Businesses say removing money will slow their growth

This was the year that Granite State Solar decided “to go big,” said Erik Shifflett, a partner in the Boscawen-based company. Granite Solar recently hired a dozen people both to meet the demand of home systems and because of New Hampshire’s Renewable Energy Fund, which has an inviting $52 million over the next two years.

But that fund was also inviting to members of the New Hampshire House, who on April 1 voted to raid it to fill a budget gap.

At the time, Kate Epsen, executive director of the New Hampshire Sustainable Energy Association and New Hampshire Clean Tech Council, denounced the raid as a short-sighted fix that could devastate a budding Granite State industry.

On Tuesday, representatives of the industry backed her up, both at a press conference and to lobby senators in an attempt to counter the House’s position.

The fund doesn’t come from taxpayers but utilities (and, indirectly, ratepayers) that have to pay compliance payments if they can’t meet the state’s Renewable Portfolio Standards, which require that they obtain 25 percent of their energy from renewable sources by 2025.

Shifflett was among them. At the beginning of the year, he said, his business consisted of himself and a partner, but the demand for solar quickly caused them to ramp up.

One of the reasons behind the increased demand, he said, was the Renewable Energy Fund, which covers up to 50 percent, or $3,750, of a residential system installation. 

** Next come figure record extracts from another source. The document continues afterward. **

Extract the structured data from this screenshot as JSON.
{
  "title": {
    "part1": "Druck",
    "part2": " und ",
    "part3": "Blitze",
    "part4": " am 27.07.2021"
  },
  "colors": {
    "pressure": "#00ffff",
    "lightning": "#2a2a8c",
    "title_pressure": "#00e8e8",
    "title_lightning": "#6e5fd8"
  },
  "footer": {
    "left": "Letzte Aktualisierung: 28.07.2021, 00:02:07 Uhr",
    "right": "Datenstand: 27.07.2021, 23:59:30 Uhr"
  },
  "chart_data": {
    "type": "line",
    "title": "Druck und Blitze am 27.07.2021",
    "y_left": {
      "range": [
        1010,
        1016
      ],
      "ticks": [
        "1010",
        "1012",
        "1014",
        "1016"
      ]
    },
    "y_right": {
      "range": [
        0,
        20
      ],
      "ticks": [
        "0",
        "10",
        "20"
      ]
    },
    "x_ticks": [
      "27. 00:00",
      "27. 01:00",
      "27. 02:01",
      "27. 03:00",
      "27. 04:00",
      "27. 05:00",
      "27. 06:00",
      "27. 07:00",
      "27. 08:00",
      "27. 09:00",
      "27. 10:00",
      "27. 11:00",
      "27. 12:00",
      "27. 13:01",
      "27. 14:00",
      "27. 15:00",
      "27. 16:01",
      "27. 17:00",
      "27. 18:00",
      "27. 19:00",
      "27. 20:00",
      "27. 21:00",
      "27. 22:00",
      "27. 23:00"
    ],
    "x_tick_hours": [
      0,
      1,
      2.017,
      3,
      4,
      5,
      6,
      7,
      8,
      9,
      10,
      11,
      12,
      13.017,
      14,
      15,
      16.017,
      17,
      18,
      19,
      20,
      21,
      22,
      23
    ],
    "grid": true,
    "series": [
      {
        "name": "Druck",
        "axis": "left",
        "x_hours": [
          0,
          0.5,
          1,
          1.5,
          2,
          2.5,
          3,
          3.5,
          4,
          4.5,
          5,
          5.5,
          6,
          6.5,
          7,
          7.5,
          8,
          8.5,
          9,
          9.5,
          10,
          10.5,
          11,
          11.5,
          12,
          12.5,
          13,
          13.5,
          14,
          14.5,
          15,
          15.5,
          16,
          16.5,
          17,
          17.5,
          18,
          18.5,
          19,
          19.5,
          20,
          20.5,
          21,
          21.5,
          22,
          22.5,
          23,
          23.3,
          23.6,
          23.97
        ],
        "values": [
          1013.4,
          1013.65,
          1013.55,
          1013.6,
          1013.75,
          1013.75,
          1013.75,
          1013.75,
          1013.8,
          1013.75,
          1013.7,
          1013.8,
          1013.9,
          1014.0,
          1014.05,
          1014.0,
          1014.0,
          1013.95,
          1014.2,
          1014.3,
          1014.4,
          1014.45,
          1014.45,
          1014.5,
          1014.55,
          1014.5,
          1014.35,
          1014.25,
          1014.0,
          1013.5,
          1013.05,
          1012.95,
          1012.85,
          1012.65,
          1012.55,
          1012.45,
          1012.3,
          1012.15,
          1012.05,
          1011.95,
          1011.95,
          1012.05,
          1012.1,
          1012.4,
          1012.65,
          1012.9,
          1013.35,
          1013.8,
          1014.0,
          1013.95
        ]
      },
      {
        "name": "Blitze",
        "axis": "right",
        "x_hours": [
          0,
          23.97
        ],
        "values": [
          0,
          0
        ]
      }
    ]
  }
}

Another incentive has been a 30 percent federal tax rebate, which might go away in July. The rebate, along with the decreased costs and increased efficiency of solar, are the key reasons that the payback period on a residential system is about five to seven years, compared to twice that amount at the start of the decade.

Shifflett figured that for every $1 in rebates, his company has done $10.41 in work.

“The fund was supposed to make solar more attractive, and it succeeded beautifully,” he told NHBR.

It also made the industry more attractive. With a penetration rate of 0.2 percent, “we had no where to go but up,” Shifflett said.

But now he is looking down. The disappearance of the fund would “maybe not put us out of business, but it would slow growth.”

Recovering from recession

Also at the press conference was Martin Orio, owner of Water Energy Distributors Inc. of Hampstead, also known as NortheastGeo, which has been designing geothermal heat pump systems since 1978.

The company took a hit during the recession, but “we’ve been slowly hiring most of our staff back,” he said, adding that raiding the Renewable Energy Fund “will slow us down and stop that development.”

Meanwhile, Epsen recently released a report on the “clean tech industry,” which also includes energy efficiency, and estimates that it employs some 15,000 to 20,000 people in New Hampshire and is one of the fastest-growing, highest-wage industries in the state.

She has been visiting senators one by one to make them more aware of the effects of the raid on the industry. So far, the lobbying effort has gone well, she said.

Senate leadership has publicly said it will try to balance the budget without raiding such dedicated funds. Of course, House leadership also stated similar intentions at the beginning of the budget process and then ended up raiding the fund anyway.